Vermont Report: Shaping the Soul of a School

Deborah Fallows:

I found Principal Brian Williams in the lunchroom of the Sustainability Academy, a pre-K – 5 magnet school in the Old North End of Burlington, Vermont. He was easy to spot, the biggest guy in the room, sitting on a very small chair, talking with an 8-year-old tousled-haired boy who was having trouble with his writing. It was noontime, and Principal Williams asked me if I would like some of today’s lunch: “Beef stew. I made it myself.”
I was about to chuckle a “Sure, sure” when I stopped and thought that actually, maybe he had made the stew himself. It seemed like such a place where the principal might also be the cook.
Just 5 years ago, the Sustainability Academy (SA) was known as the Lawrence Barnes Elementary School, one of two failing schools (the other was H.O. Wheeler) in the needy, sketchy part of Burlington, where about 95% of the kids were on free or reduced lunch (the nation’s most reliable proxy for poverty), test scores were very low and enrollment was declining.
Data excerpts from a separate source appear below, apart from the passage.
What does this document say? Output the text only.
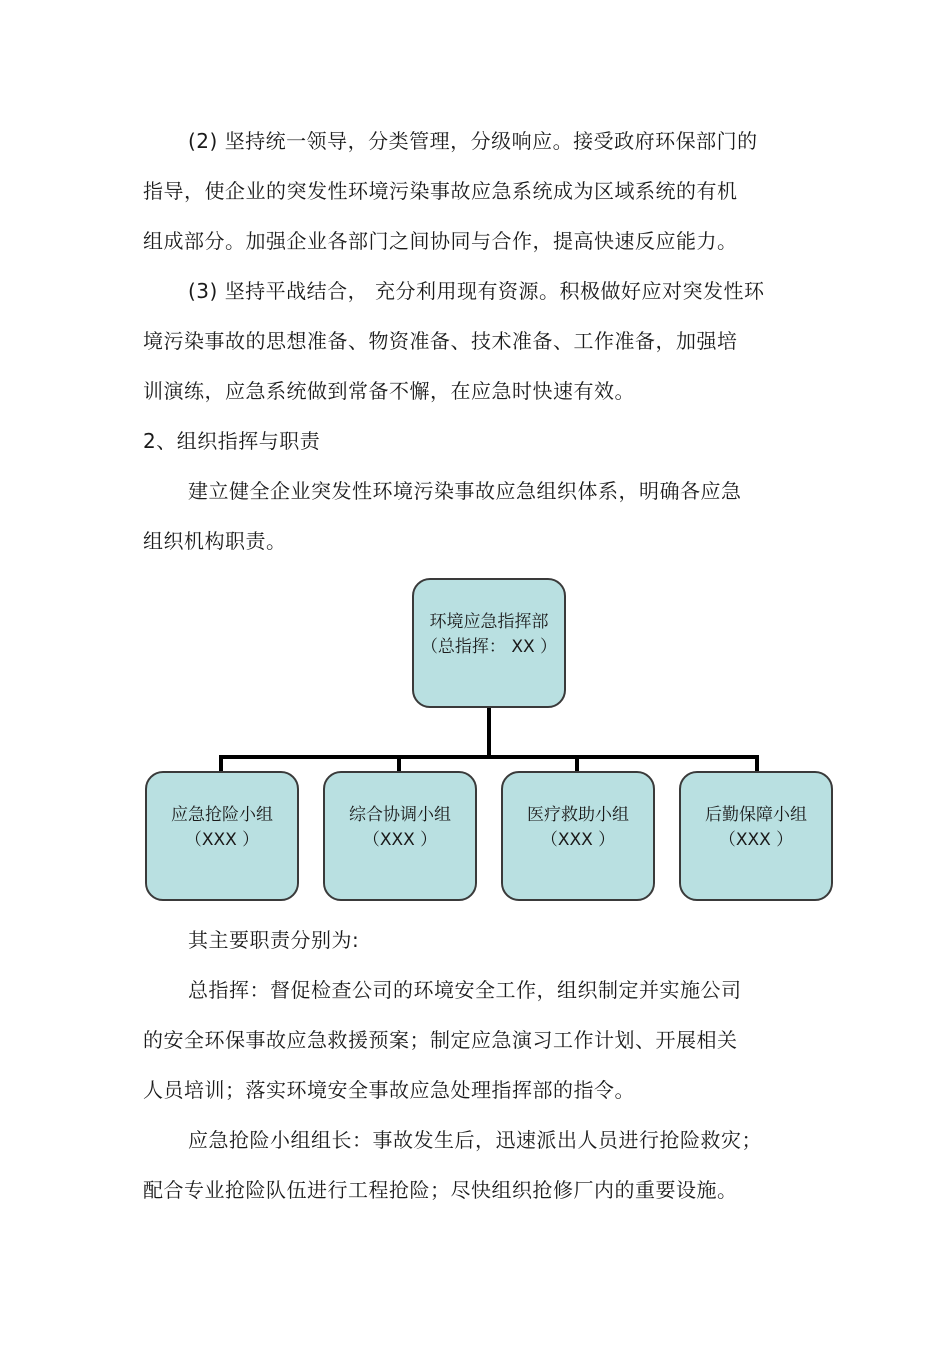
(2) 坚持统一领导，分类管理，分级响应。接受政府环保部门的
指导，使企业的突发性环境污染事故应急系统成为区域系统的有机
组成部分。加强企业各部门之间协同与合作，提高快速反应能力。
(3) 坚持平战结合， 充分利用现有资源。积极做好应对突发性环
境污染事故的思想准备、物资准备、技术准备、工作准备，加强培
训演练，应急系统做到常备不懈，在应急时快速有效。
2、组织指挥与职责
建立健全企业突发性环境污染事故应急组织体系，明确各应急
组织机构职责。
环境应急指挥部
（总指挥： XX ）
应急抢险小组
（XXX ）
综合协调小组
（XXX ）
医疗救助小组
（XXX ）
后勤保障小组
（XXX ）
其主要职责分别为:
总指挥：督促检查公司的环境安全工作，组织制定并实施公司
的安全环保事故应急救援预案；制定应急演习工作计划、开展相关
人员培训；落实环境安全事故应急处理指挥部的指令。
应急抢险小组组长：事故发生后，迅速派出人员进行抢险救灾；
配合专业抢险队伍进行工程抢险；尽快组织抢修厂内的重要设施。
The school’s neighborhood is home to a mix of the down-and-out, the frontier-pushers, and is also the first stop for many of Burlington’s constant influx of refugees and immigrants.

The Burlington, VT school district will spend $59,615,950 to education about 3,600 students during the 2013-2014 school year, or $16,559.98 per student. Madison will spend about $15k/student this year, about twice the national average.